One tactical move that helped: intentionally scoping the initial pilot to exclude certain functionality made it easier to secure early approval and build trust with legal and security teams before expanding scope.
5. Does AI translation replace human translators — or change how they work?
The discussion closed with a clear, nuanced answer: AI is not replacing human translators. It’s changing what they spend their time on.
Human review remains essential — especially for regulated content, compliance, and nuanced final QA. What AI does is remove the burden of first-pass translation, allowing translators to focus on refinement, regional adaptation, and quality rather than volume. The panel estimated that productivity gains for translators in certain workflows could approach 10× their current output.
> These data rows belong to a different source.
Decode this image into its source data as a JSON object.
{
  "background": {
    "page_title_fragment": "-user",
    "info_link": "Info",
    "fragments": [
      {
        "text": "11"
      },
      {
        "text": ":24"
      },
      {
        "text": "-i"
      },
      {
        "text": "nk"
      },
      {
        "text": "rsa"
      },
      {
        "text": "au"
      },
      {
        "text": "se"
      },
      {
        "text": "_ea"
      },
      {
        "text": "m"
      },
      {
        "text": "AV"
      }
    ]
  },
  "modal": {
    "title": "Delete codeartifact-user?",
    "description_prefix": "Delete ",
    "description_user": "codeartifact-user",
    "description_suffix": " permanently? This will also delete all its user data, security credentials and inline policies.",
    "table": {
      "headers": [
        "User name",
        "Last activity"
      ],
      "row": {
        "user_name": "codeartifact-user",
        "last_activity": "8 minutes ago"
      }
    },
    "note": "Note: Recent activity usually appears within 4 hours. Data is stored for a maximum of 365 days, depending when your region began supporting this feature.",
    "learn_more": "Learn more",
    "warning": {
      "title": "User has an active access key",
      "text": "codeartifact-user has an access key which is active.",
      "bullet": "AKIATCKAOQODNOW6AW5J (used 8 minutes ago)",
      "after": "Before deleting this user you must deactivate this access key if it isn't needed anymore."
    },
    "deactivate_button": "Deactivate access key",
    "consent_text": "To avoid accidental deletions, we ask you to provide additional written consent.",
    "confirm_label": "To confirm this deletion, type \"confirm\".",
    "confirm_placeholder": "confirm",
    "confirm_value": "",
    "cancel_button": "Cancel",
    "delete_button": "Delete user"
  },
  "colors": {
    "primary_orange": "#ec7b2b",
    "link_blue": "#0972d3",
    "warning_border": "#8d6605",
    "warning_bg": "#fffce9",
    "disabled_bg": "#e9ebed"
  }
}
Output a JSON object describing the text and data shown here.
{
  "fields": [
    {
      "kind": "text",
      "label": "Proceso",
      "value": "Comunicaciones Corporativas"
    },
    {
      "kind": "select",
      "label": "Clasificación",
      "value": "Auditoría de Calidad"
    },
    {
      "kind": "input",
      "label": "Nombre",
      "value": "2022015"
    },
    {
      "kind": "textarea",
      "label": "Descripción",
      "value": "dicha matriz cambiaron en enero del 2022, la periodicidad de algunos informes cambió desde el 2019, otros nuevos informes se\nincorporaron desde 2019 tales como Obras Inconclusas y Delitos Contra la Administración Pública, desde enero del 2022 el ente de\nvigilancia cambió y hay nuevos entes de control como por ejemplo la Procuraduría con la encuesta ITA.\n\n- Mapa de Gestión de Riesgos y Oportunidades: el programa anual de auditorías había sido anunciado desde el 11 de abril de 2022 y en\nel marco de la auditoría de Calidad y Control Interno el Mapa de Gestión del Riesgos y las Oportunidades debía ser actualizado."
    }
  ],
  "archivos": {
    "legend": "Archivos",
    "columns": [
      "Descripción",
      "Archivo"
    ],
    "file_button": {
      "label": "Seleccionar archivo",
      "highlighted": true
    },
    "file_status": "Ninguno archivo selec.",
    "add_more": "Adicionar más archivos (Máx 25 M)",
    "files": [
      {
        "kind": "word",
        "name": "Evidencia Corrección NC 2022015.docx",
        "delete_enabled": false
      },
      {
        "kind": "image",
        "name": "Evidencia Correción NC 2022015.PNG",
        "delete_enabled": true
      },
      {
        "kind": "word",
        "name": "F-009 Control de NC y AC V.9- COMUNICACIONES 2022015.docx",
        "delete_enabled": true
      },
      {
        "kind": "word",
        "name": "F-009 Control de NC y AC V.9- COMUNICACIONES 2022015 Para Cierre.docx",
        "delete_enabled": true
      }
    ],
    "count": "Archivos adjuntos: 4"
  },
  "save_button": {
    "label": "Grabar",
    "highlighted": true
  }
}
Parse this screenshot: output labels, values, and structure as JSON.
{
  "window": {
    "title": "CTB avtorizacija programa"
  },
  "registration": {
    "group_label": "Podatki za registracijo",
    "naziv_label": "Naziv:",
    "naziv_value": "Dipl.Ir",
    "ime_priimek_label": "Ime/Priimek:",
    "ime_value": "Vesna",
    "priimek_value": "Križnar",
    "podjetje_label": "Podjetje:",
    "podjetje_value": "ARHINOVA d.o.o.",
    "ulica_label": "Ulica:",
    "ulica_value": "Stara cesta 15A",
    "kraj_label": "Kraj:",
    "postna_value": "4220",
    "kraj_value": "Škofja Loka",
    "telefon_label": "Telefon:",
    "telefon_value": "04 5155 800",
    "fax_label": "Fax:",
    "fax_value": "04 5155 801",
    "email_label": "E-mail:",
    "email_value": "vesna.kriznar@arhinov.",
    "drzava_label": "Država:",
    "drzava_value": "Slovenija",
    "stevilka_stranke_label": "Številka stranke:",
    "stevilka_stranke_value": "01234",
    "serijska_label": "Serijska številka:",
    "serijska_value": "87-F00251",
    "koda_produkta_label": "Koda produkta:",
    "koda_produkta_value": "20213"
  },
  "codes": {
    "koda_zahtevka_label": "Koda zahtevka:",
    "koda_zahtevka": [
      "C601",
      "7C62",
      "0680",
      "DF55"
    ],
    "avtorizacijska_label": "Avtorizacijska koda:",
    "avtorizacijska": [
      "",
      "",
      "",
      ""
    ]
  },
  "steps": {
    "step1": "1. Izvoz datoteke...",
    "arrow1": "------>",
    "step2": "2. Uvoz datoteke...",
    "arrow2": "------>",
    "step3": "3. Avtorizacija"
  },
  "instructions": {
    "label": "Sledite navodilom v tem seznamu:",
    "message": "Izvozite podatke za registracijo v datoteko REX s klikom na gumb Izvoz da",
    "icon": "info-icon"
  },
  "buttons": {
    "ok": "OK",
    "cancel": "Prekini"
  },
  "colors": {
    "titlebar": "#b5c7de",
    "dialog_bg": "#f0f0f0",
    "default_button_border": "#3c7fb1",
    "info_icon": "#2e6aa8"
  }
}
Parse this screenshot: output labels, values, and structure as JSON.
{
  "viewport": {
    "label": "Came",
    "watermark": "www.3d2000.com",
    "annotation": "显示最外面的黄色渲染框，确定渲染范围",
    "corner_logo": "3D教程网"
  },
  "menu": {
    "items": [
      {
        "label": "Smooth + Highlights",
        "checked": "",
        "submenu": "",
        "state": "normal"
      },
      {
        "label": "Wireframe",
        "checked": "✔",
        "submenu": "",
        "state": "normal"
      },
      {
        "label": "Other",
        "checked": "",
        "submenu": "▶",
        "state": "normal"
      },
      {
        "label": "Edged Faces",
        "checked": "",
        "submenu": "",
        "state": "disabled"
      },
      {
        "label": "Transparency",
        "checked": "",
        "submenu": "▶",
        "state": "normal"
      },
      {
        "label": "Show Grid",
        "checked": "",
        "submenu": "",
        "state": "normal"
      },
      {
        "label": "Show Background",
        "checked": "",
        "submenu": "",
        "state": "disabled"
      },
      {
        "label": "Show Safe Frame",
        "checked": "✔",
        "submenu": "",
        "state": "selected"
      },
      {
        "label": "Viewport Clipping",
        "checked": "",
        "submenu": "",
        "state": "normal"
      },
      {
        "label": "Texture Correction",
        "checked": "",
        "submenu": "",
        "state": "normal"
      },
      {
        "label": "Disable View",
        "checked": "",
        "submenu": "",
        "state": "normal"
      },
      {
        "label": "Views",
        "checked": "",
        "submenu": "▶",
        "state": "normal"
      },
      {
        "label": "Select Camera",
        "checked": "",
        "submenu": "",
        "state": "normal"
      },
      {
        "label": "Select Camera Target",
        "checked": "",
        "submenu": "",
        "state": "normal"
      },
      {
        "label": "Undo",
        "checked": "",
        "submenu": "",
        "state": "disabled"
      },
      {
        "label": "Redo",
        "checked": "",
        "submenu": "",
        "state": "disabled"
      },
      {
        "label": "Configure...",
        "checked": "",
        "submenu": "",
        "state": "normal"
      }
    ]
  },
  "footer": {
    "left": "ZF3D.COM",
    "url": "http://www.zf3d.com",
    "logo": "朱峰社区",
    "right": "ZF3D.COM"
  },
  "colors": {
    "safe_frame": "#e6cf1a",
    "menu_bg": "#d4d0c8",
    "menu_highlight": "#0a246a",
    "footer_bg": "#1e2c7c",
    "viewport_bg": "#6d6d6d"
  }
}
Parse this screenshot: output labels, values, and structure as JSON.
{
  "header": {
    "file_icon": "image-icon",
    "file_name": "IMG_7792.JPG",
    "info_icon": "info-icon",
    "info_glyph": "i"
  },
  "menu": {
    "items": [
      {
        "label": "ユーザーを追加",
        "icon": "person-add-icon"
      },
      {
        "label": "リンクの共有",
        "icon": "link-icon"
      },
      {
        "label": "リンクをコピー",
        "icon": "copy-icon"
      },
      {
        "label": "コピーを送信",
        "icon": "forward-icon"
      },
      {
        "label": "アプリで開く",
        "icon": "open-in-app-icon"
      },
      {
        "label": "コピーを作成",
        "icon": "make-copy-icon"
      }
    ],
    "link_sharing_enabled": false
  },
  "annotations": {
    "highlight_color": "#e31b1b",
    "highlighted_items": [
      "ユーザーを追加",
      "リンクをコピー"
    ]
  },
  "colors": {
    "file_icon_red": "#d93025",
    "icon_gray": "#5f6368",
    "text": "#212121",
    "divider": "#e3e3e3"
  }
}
Human oversight remains critical for compliance and regulated content
Translators shift from production to refinement — a more skilled, higher-value role
AI handles volume; humans handle nuance, edge cases, and final sign-off
The combination enables simultaneous launches across 20–40 languages
Crys put it plainly: behavioral change happens faster when people learn in the language they think in. Delivering content simultaneously — rather than headquarters-first, regions-later — isn’t just an efficiency win. It’s an equity win too. Regional employees and partners notice when they’re no longer receiving content months after everyone else.